Boosheid over niet recenseren



Het beleid dat de krant voert op het gebied van recensies roept elke keer weer boze reacties op. Op zich ook heel begrijpelijke reacties, want - om een recent voorbeeld aan te halen - je zult maar volop hebben genoten van een optreden van Herman van Veen en daarover geen woord in je krant terugvinden.

`Waar een regionale krant klein in kan zijn`, reageer je dan al snel. Het vraagstuk wat we wel en wat we niet recenseren, is waarschijnlijk al bijna zo oud als de krant. Het zal ook blijven bestaan, want een oplossing die iedereen bevredigt is niet te vinden. Er zijn twee uitersten: alles recenseren of niets recenseren. Laat ik beginnen met `alles`.

Kijk in de uit-agenda en het begint je al te duizelen. Wekelijks zijn er in het lezersgebied van deze krant tientallen uitvoeringen door beroeps- en amateurgezelschappen. Ervaring heeft geleerd dat, wil je een leesbare pagina maken waar ook nog foto`s op staan, zeven recensies het maximum is. De krant die een recensent naar elke uitvoering stuurt, dient vier, vijf soms zes pagina`s in de week te reserveren voor beschouwingen. Wie gaat ze lezen? Hooguit een deel van de bezoekers.
Het andere uiterste is niets recenseren. Gemakkelijk (je kunt de plaatsruimte aan iets anders besteden), goedkoop (je hoeft geen recensent te honoreren) en duidelijk (de lezer zal nooit een recensie in deze krant aantreffen; punt uit). Maar ook zeer onbevredigend en onjuist. Er zijn concerten en uitvoeringen waar je aandacht aan behoort te schenken. De vraag is alleen: welke zijn dat?
Waar ligt de grens? Grote gezelschappen die hun wortels hebben in het lezersgebied horen bekeken en beluisterd te worden, daar is iedereen het snel over eens. Het Orkest van het Oosten, de Reisopera, je kunt ze als krant niet laten schieten. Maar hoe zit het met de Mattheus Passion? Met de grote kerstoratoria? Met de harmonie- en fanfareorkesten die tot de landelijke top behoren? Als krant wil je ze aandacht geven. Hetzelfde geldt voor koren, voor amateurtoneelgezelschappen, voor... Als je doorredeneert kom je uiteindelijk bij het eerste uiterste: alles recenseren.

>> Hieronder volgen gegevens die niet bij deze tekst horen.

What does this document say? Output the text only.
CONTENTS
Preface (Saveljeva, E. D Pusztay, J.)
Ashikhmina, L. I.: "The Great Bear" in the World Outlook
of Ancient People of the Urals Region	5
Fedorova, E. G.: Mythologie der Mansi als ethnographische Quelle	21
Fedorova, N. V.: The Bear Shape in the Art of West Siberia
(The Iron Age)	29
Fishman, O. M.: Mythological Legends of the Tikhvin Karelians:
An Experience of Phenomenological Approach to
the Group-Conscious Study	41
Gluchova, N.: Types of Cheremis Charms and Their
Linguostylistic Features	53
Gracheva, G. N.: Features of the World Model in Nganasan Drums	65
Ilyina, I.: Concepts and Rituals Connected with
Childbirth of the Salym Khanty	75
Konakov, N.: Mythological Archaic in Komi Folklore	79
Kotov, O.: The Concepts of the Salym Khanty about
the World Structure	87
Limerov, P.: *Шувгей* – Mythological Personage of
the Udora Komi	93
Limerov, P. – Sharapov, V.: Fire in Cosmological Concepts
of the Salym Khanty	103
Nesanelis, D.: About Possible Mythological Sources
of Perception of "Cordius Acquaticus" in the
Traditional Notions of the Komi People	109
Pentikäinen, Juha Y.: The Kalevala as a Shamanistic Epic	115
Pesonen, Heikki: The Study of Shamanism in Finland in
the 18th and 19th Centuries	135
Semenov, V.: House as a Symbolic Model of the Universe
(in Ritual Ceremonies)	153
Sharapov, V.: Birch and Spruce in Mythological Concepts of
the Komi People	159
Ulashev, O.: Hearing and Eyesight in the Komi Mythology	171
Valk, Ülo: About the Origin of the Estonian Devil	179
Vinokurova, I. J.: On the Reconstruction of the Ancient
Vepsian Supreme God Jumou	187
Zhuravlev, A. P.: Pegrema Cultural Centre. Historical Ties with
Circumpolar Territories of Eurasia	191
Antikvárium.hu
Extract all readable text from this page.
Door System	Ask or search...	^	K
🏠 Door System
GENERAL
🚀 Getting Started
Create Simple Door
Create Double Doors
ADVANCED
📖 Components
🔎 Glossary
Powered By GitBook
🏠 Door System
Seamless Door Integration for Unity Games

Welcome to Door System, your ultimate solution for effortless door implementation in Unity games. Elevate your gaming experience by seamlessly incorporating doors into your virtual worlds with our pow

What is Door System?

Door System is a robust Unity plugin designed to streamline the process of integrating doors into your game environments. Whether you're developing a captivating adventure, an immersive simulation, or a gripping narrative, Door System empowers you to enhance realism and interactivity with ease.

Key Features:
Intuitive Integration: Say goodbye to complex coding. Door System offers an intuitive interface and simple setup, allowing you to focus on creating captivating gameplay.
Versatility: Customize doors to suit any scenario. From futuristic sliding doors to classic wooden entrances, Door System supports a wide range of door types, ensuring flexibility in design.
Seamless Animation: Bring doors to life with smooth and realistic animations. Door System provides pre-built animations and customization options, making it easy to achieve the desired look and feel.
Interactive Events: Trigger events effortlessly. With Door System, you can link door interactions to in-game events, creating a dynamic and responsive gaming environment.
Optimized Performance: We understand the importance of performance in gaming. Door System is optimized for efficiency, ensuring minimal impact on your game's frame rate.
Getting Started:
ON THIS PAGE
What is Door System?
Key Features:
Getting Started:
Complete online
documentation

Een tussenoplossing is: mondjesmaat recenseren en daarbij de regionale gezelschappen en artiesten absolute voorrang geven, en ruim aandacht besteden aan voorpubliciteit. Menige vereniging, menige artiest en uiteindelijk ook menige krantenlezer is beter af als er - voor een uitvoering plaats heeft - een artikel daarover in de krant staat. In plaats van dat er achteraf in een recensie wordt gemeld of de thuisblijver al dan niet ongelijk had.
Om terug te komen op de vraag van de boze abonnee. Dat prachtige optreden van Herman van Veen is niet gerecenseerd, omdat het een van de uitvoeringen in het landelijke circuit betrof en geen première. Omdat de grote achterban van Van Veen zijn optredens altijd prachtig vindt. Omdat het geen zin heeft elke keer hetzelfde te schrijven. Aandacht aan het optreden voordat Herman van Veen naar deze regio komt - en dat is ook uitgebreid gebeurd - is veel zinvoller.
Sommige abonnees willen het volle pond: altijd aandacht vooraf en bovendien ook een recensie. Geen krant die zich daar aan waagt. Daarvoor zijn er in ons land en zelfs alleen al in deze regio veel te veel concerten, optredens en uitvoeringen.